In the early 1960’s America was in crises.
The Soviets was beating us in the space race having put up Sputnik, the first artificial satellite, and the government worried they would win the so-called space race.
President John Kennedy proposed a massive undertaking so that the US could put be first to put a man on the Moon, which was seen as a national security issue.
In an address to Congress he said:
First, I believe that this nation should commit itself to achieving the goal, before this decade is out, of landing a man on the moon and returning him safely to the earth. No single space project in this period will be more impressive to mankind, or more important for the long-range exploration of space; and none will be so difficult or expensive to accomplish. We propose to accelerate the development of the appropriate lunar space craft. We propose to develop alternate liquid and solid fuel boosters, much larger than any now being developed, until certain which is superior. We propose additional funds for other engine development and for unmanned explorations–explorations which are particularly important for one purpose which this nation will never overlook: the survival of the man who first makes this daring flight. But in a very real sense, it will not be one man going to the moon–if we make this judgment affirmatively, it will be an entire nation. For all of us must work to put him there.
Special Message to the Congress on Urgent National Needs
And in a speech at Rice Stadium in 1962 he said:
We choose to go to the moon. We choose to go to the moon in this decade and do the other things, not because they are easy, but because they are hard, because that goal will serve to organize and measure the best of our energies and skills, because that challenge is one that we are willing to accept, one we are unwilling to postpone, and one which we intend to win, and the others, too.
Rice Stadium Sept 12 1962
The goal of being first to the Moon led to a massive national project involving thousands of people and billions of dollars and on July 20th 1969, Neil Armstrong officially made the US the winner of the Space Race.

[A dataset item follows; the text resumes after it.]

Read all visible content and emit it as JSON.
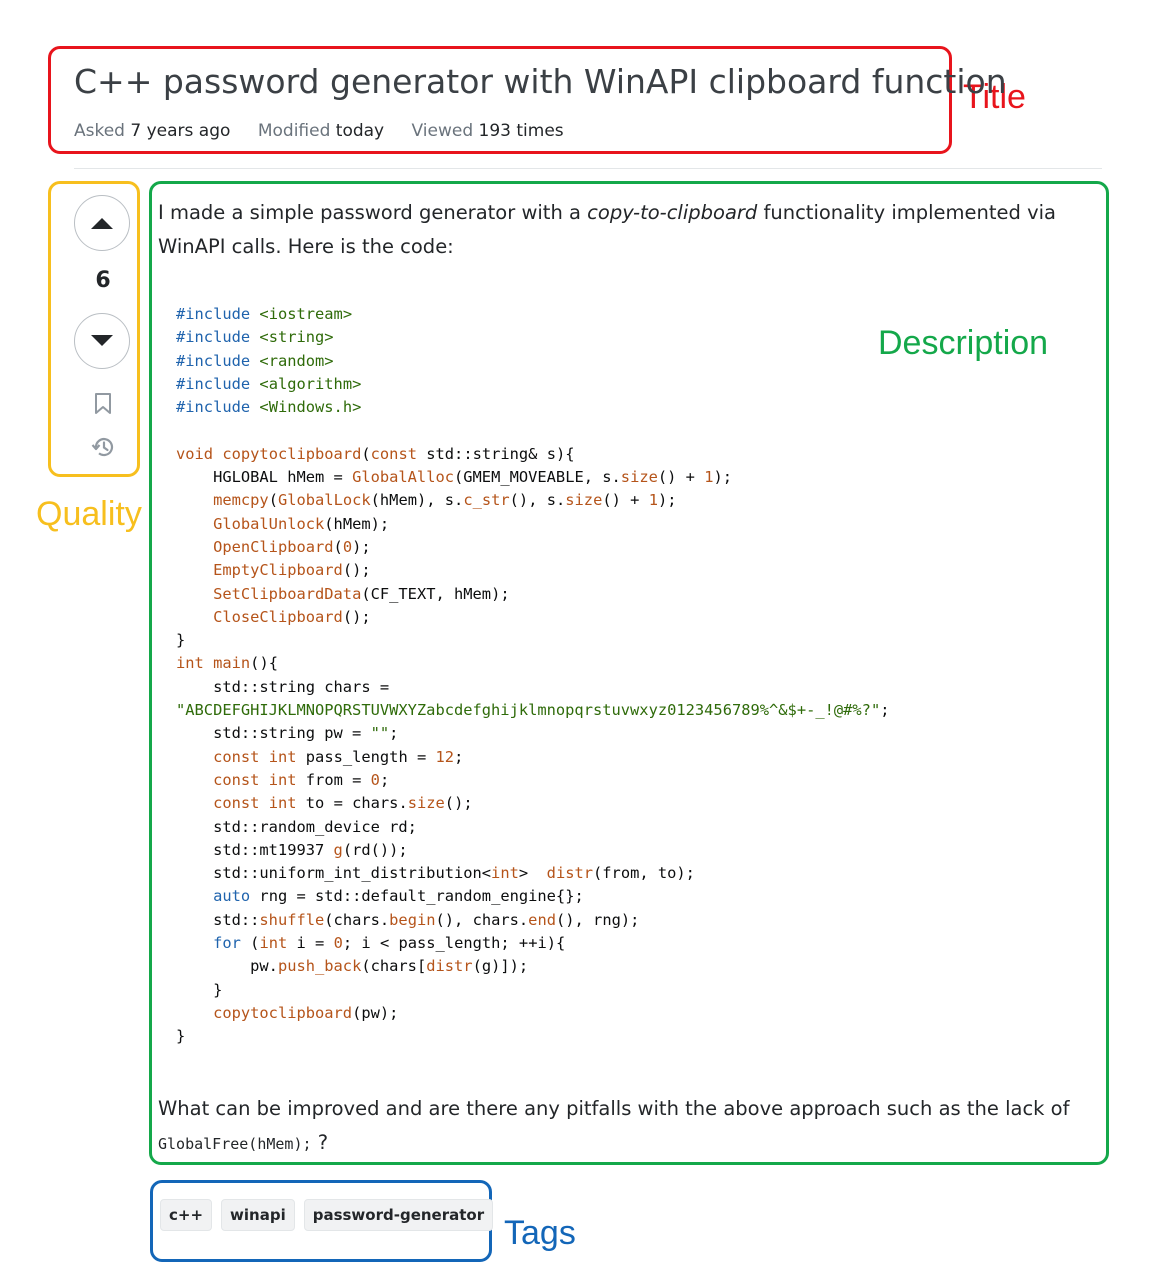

The Apollo project wasn’t the first national project to develop something new in the interests of national security.
During World War II, the federal government hired thousands of people and spent billions of dollars and came up with the Atom bomb within 3 years. While the use of the bomb is debatable, the point is a massive effort led by the government help address an immediate problem.
Starting in the 1950’s, massive federal spending created the Interstate Highway System that was not only for economic development but also seen as having national security implications.

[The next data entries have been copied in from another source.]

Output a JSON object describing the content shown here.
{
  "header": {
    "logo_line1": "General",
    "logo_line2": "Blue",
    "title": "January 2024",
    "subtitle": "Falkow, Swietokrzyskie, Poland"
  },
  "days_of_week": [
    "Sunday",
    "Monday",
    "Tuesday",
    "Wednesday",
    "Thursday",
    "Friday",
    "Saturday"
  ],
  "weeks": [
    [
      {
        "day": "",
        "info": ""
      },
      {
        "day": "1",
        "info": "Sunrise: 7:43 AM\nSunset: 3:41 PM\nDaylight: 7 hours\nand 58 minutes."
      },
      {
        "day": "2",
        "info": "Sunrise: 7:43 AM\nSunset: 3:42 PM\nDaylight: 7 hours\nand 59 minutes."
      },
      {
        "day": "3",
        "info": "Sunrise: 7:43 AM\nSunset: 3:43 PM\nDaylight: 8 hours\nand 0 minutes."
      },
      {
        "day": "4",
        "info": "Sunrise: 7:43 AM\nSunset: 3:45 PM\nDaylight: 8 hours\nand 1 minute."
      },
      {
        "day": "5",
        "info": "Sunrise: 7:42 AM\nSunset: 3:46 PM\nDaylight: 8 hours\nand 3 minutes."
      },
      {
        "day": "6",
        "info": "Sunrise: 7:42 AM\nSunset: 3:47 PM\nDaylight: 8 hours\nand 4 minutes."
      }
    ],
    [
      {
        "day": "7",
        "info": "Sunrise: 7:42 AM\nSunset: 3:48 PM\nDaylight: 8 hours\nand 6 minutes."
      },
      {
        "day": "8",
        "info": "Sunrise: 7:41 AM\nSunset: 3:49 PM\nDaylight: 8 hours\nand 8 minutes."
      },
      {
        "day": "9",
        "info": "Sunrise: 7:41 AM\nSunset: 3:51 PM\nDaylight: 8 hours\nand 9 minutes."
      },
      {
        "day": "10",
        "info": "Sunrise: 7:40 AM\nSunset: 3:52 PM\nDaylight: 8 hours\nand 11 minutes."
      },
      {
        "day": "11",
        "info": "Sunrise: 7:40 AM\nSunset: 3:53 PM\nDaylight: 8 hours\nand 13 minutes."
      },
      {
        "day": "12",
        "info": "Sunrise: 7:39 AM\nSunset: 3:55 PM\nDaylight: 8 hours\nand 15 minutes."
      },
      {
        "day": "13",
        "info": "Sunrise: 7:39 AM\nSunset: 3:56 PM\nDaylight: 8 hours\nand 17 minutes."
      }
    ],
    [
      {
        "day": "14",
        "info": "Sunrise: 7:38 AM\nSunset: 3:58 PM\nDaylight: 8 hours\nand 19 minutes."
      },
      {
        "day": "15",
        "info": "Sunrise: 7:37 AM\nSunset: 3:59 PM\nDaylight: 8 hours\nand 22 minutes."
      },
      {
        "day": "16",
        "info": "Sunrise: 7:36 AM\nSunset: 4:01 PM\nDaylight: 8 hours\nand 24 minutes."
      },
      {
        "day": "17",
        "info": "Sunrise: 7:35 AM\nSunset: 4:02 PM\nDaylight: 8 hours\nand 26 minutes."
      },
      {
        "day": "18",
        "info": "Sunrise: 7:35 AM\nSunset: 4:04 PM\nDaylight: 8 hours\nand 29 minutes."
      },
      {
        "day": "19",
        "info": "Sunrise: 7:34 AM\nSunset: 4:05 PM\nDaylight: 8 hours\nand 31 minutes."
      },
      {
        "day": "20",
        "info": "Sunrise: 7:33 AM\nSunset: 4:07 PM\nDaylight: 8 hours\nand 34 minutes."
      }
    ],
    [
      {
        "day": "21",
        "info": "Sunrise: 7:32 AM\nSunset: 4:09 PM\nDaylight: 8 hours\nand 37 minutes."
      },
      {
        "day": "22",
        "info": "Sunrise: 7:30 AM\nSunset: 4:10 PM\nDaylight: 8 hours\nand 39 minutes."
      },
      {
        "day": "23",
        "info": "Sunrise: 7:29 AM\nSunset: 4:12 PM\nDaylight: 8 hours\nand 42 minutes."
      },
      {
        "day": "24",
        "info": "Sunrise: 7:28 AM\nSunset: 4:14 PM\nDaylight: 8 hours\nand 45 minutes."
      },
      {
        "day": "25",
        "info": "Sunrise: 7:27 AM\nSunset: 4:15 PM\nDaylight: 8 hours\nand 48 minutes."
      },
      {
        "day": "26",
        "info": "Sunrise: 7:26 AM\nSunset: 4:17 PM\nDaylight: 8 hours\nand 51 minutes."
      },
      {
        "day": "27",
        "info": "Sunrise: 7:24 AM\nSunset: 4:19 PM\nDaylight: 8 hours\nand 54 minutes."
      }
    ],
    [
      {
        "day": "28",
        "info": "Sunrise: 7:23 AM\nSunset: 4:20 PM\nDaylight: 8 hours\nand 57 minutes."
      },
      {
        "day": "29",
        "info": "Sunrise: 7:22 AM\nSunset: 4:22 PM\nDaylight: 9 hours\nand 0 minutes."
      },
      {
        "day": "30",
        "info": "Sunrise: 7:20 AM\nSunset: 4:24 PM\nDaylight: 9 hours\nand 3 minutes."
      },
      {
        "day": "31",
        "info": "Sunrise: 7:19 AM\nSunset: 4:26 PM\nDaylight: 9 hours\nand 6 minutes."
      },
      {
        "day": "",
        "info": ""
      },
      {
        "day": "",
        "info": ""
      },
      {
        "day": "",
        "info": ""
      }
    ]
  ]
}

Why can’t we do the same for the dependence on foreign oil?
I’m not talking about welfare for oil companies or more drilling, but a massive research and development program to come up with a host of alternative energy systems for transportation, home, and business use.
The US uses 26% of the world’s oil production and it is much higher than it was during the gas crises of the 1970’s.
It has to stop and it can be stopped if we want to protect our country from our enemies.